Miles Sebold gave an overview of the Hutchinson Economic Development Authority’s (EDA) mission — to facilitate redevelopment, job creation and manufacturing success — and detailed a series of projects the EDA has supported over the past two decades.
He described the State Theater rehabilitation (work beginning in the early 2000s) supported by a redevelopment TIF and a downtown loan of about $130,000 that enabled private owners Red and Linda McMonagle to renovate and operate the venue; new operators Jenna and Jason Wall took over in 2024. Sebold also credited the EDA with Cornerstone Commons (circa 2005), downtown streetscape improvements, and the cleanup and site-readiness work at the former Hutchinson Coop Cenex fertilizer site on 3rd Avenue NW.
On the Old Depot Block, Sebold said the EDA coordinated with the McLeod County Rail Authority to relocate and renovate the depot building, spent funds on a market pavilion and worked with the city on parking and a rain garden that together produced the current farmers market.
Sebold highlighted industrial recruitment and incubator efforts: Warrior Manufacturing relocated from Redwood Falls and built a 92,000-square-foot facility (later expanded by about 40,000 square feet) with job growth from an initial 15-job goal to more than 100 employees; the city and EDA expanded the industrial park using a federal infrastructure grant (about $950,000 as stated in the transcript) to install roads and utilities for 68 acres of new lots.
He reviewed the Hutchinson Enterprise Center, a 20,000-square-foot incubator built at an overall cost of about $2,400,000. Sebold said the project was financed largely through grants, including a state grant he identified as roughly $760,000 and about $1,000,000 in other grants; he stated the facility was built without debt. He listed incubator-tenant success stories (Innovative Foam, RD Machine, Laser Dynamics, Smoky Dukes and Demos Materials) and said the Enterprise Center is fully occupied.

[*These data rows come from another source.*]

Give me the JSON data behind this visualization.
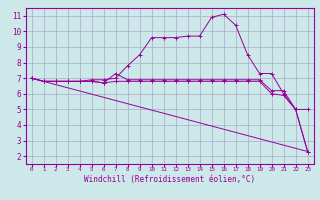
{
  "xlabel": "Windchill (Refroidissement éolien,°C)",
  "background_color": "#cce8e8",
  "grid_color": "#aaaacc",
  "line_color": "#990099",
  "x_ticks": [
    0,
    1,
    2,
    3,
    4,
    5,
    6,
    7,
    8,
    9,
    10,
    11,
    12,
    13,
    14,
    15,
    16,
    17,
    18,
    19,
    20,
    21,
    22,
    23
  ],
  "y_ticks": [
    2,
    3,
    4,
    5,
    6,
    7,
    8,
    9,
    10,
    11
  ],
  "ylim": [
    1.5,
    11.5
  ],
  "xlim": [
    -0.5,
    23.5
  ],
  "series": [
    {
      "x": [
        0,
        1,
        2,
        3,
        4,
        5,
        6,
        7,
        8,
        9,
        10,
        11,
        12,
        13,
        14,
        15,
        16,
        17,
        18,
        19,
        20,
        21,
        22,
        23
      ],
      "y": [
        7.0,
        6.8,
        6.8,
        6.8,
        6.8,
        6.8,
        6.7,
        7.3,
        6.9,
        6.9,
        6.9,
        6.9,
        6.9,
        6.9,
        6.9,
        6.9,
        6.9,
        6.9,
        6.9,
        6.9,
        6.2,
        6.2,
        5.0,
        5.0
      ],
      "marker": "+"
    },
    {
      "x": [
        0,
        1,
        2,
        3,
        4,
        5,
        6,
        7,
        8,
        9,
        10,
        11,
        12,
        13,
        14,
        15,
        16,
        17,
        18,
        19,
        20,
        21,
        22,
        23
      ],
      "y": [
        7.0,
        6.8,
        6.8,
        6.8,
        6.8,
        6.9,
        6.9,
        7.0,
        7.8,
        8.5,
        9.6,
        9.6,
        9.6,
        9.7,
        9.7,
        10.9,
        11.1,
        10.4,
        8.5,
        7.3,
        7.3,
        6.0,
        5.0,
        2.3
      ],
      "marker": "+"
    },
    {
      "x": [
        0,
        1,
        2,
        3,
        4,
        5,
        6,
        7,
        8,
        9,
        10,
        11,
        12,
        13,
        14,
        15,
        16,
        17,
        18,
        19,
        20,
        21,
        22,
        23
      ],
      "y": [
        7.0,
        6.8,
        6.8,
        6.8,
        6.8,
        6.8,
        6.7,
        6.8,
        6.8,
        6.8,
        6.8,
        6.8,
        6.8,
        6.8,
        6.8,
        6.8,
        6.8,
        6.8,
        6.8,
        6.8,
        6.0,
        5.9,
        5.0,
        2.3
      ],
      "marker": "+"
    },
    {
      "x": [
        0,
        23
      ],
      "y": [
        7.0,
        2.3
      ],
      "marker": null
    }
  ]
}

Recruitment highlights included Uponor (now owned by GF) — where workforce planning through a program Sebold called "Tiger Path" helped secure expansion — Zephyr Wind Services (acquired a 51,000-square-foot facility and grew to multiple sites), and RD Machine’s expansion from roughly 16,000 to 37,000 square feet and about 35 employees.
Sebold characterized the Enterprise Center as distinct among Minnesota cities for its approach and said the EDA has played an integral role across these projects. The transcript contains approximate figures and program names as Sebold presented them; some claims (for example, that the enterprise center is "unique in Minnesota") are attributed to Sebold and are not independently verified in the transcript.